“How’s the lockdown going?” you ask. “Are you bored?”
No, and here’s why.
In my former life, back in California, I was a piano teacher. When I moved to Paris, though, I gave up teaching. I was ready for a career change, and piano fell by the wayside. I occasionally dinked around on the piano that came to Paris with me, but I had grown rusty. The neighbors complained when I played after nine p.m. It wasn’t rewarding.
Then recently, I got hungry for the piano again. When you play music, you’re participating in a great tradition, an ongoing act of civilization. You’re continuing the life that someone else gave birth to, years or centuries ago. I also missed the physical sensation of my fingers drawing the notes out of the keys, feeling the music reverberate up my arms, deciding whether to bring out the soprano or the alto voice. I was ready.
There was just one problem – I was between pianos.
For a variety of reasons, I wasn’t in a position to buy a piano. A lot of things have been in flux for awhile after my move to France, and a major purchase just wasn’t in the cards. I haunted several piano stores, playing everything from tinky Yamahas to a nine-foot Bechstein grand that was so sensual and sensitive it almost made me weep. I finally decided on a digital piano that I could afford and could (with headphones) play late at night, something I’ve always loved to do.
I went back to one of the stores. The saleswoman watched while I tried out all the different brands, and I went with her original suggestion, a Kawaii with a warm sound and good action. She wrote it up, I paid, and she took my delivery info, making sure the two flights of stairs were manageable, and said it would be there in two weeks. I was happy.
Then, the coronavirus hit.
Within a few days, in France, we went from a few cases to thousands, and the death count started to climb. My son’s school trained the kids in how to use Zoom for remote learning, and I started getting emails about cancelations and closures. My ESL students and French classes shifted to online. The government ordered the closure of non-essential shops and businesses and schools, effective within a few days. We watched as our neighbor, Italy, lost hundreds of souls every day. We watched confusion and fear take over. I grew concerned for my adult children in New York, where chaos reigned, and for my mother, who lives in a nursing home. If any of them got sick, I couldn’t get to them due to all the travel restrictions and flight cuts, and couldn’t be with them even if I did go. Besides, who would take care of my seventeen-year-old in Paris? I’d better stay put, hoping and praying none of them got ill.

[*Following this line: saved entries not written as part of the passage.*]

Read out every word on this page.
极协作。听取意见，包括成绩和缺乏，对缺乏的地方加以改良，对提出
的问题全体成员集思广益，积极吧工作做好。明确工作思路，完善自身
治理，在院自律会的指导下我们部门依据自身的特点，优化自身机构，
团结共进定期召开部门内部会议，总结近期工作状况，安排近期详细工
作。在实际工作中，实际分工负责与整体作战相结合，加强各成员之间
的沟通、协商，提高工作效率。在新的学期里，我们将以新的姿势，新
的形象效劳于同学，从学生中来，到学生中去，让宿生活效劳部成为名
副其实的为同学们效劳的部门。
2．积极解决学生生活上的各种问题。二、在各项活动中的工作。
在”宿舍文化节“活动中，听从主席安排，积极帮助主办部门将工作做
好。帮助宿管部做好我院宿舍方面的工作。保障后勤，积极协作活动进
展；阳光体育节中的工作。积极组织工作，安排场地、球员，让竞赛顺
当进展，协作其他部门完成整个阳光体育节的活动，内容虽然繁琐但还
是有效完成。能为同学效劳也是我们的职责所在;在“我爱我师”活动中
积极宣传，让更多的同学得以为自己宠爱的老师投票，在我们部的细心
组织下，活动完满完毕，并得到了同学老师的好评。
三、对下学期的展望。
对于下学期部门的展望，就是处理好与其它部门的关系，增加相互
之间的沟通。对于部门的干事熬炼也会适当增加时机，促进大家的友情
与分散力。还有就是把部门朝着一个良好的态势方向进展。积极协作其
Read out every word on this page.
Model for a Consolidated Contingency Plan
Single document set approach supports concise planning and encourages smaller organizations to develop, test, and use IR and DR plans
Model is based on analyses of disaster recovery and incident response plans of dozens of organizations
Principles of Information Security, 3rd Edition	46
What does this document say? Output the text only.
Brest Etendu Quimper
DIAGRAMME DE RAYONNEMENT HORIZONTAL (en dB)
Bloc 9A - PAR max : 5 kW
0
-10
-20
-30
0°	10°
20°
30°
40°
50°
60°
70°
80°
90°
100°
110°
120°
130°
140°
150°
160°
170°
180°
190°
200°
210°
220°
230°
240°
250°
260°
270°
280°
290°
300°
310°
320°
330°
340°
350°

The day President Macron ordered the lockdown, I got a call from the piano store. The same saleswoman told me that there was no way my new piano could get there within the foreseeable future. The supply chain was out, all the way back to China. No new orders were coming in. She had to close the store, for as long as it took to get the virus under control.
But, she wondered, would I like to have the demo piano I played in the store until mine came in? With the store closed, nobody would be using it. Sure, I said, that would be really nice. She said she’d order delivery for the next day. A few minutes later, she called back. There were no delivery drivers available. Nowhere in Paris, probably not in France, for something like pianos. My heart fell. However, she said, she could bring it to me in her car, if I’d help her carry it up the two flights of stairs? My breath caught in my throat, at her kindness and her consideration, and I said, yes, please.
My son and I went downstairs to meet her on the street, and when she pulled up my son wrangled the keyboard out and carried it up the stairs so that these two women would not have to. She handed me the stand, a brand-new bench, and a bag of cords. I gulped my thanks at her, still stunned at her thoughtfulness, and waved as she drove away.
When I set the piano up, I saw that the bag had not only the cords and the pedal, but a pair of headphones, still in their original packaging. I don’t know how she knew I would need them, but she did.
I texted her again later that day to say thanks, in case I hadn’t said it properly or hadn’t said it enough.
She texted back, “music will help us get through this difficult period.”
And it has.
The consolation of having Schubert’s melodies and Joplin’s jauntiness and Debussy’s ethereal harmonies has made this isolation bearable. Until I can sit with my friends at a café, freely exchanging bisous and clinking glasses, I’ll be here with my piano, playing late into the night and knowing there is beauty in the midst of all of this.
I may be just a sojourner in France, but the French are taking care of me.